Taste in chimpanzees. III: Labeled-line coding in sweet taste
- PMID: 9855466
- DOI: 10.1016/s0031-9384(97)00532-5
Taste in chimpanzees. III: Labeled-line coding in sweet taste
Abstract
In peripheral taste the coding mechanism remains an enigma. Among coding theories the "across-fiber pattern" argues that activity across fibers codes for taste, whereas the "labeled line" claims that activity in a particular set of fibers underlies a taste quality. We showed previously that chimpanzee chorda tympani taste fibers grouped according to human taste qualities into an S-cluster, responding predominantly to sweet stimuli, a Q-cluster, sensitive to bitter tastants, and an N-cluster, stimulated by salts. The analysis showed that information in the S-line suffices to distinguish stimuli of one taste quality from the others. However, one condition for the labeled line remained: that blockage of activity in a particular line must cause blockage of one taste quality, but of no other, or its onset give rise to the sensation of a taste quality. Here we studied this requirement with gymnemic acids and miraculin. In humans and chimpanzees, gymnemic acids suppress the sweet taste of all sweeteners whereas miraculin adds a sweet taste quality to sour stimuli. Gymnemic acids also abolish miraculin-induced sweet taste.
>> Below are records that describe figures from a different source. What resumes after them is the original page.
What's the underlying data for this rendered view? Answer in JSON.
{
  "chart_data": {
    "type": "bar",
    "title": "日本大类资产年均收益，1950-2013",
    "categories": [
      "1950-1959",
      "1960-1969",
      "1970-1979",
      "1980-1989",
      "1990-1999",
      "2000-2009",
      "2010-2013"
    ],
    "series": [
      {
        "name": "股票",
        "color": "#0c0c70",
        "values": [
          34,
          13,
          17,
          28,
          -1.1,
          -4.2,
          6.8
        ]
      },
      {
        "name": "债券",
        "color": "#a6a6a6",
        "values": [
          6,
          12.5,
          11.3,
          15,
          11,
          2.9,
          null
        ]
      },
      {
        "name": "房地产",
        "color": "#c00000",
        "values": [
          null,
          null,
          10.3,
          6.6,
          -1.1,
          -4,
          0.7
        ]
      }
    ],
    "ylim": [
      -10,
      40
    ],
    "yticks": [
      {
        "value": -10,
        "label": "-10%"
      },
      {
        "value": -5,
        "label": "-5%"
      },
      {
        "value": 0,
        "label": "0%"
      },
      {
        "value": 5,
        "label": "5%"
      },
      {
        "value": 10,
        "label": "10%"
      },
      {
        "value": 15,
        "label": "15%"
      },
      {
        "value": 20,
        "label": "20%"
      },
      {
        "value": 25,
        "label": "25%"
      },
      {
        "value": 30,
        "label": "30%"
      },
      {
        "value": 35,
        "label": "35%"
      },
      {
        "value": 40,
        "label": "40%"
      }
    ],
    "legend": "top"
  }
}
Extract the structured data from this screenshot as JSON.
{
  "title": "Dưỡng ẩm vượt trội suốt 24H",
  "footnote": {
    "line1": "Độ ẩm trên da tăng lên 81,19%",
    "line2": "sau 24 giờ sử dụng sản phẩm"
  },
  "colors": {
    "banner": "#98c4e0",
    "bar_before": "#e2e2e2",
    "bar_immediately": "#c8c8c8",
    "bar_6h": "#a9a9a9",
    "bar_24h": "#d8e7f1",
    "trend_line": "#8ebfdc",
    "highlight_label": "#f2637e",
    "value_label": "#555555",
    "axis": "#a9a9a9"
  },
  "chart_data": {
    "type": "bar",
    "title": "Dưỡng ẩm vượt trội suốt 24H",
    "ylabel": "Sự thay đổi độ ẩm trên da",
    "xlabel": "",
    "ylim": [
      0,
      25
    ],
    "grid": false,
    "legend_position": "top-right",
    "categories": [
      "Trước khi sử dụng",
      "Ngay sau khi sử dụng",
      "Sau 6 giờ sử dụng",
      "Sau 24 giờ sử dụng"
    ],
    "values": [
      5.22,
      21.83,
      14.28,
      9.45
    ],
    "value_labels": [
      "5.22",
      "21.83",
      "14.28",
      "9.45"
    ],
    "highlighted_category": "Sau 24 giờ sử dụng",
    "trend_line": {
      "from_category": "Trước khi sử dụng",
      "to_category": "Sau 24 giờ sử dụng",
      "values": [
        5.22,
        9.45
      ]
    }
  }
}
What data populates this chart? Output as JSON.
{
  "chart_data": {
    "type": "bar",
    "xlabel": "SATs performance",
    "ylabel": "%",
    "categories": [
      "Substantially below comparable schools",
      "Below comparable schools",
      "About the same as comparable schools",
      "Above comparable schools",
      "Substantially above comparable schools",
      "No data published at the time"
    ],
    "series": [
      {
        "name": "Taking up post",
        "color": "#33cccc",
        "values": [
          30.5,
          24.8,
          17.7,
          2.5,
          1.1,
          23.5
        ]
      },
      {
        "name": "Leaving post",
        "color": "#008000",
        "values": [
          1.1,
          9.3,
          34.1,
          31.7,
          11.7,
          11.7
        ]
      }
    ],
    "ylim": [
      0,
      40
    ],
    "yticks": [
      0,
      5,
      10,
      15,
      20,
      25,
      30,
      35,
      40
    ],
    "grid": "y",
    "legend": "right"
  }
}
We found that gymnemic acids practically abolished the response to every sweetener in the chimpanzee S-cluster. Equally important, they had no effect on the responses of the Q- and N-clusters. After miraculin, the S-cluster fibers responded to acids as well as to sweeteners, although they had not responded to acids before miraculin. Gymnemic acids abolished this miraculin-induced response to acids and responses to sweeteners in the S-fibers. These results link the sweet taste quality to activity in fibers of the S-cluster. Thus the S-cluster fibers satisfy the definition of the labeled-line theory: "that activity in a particular fiber type represents a specific taste quality."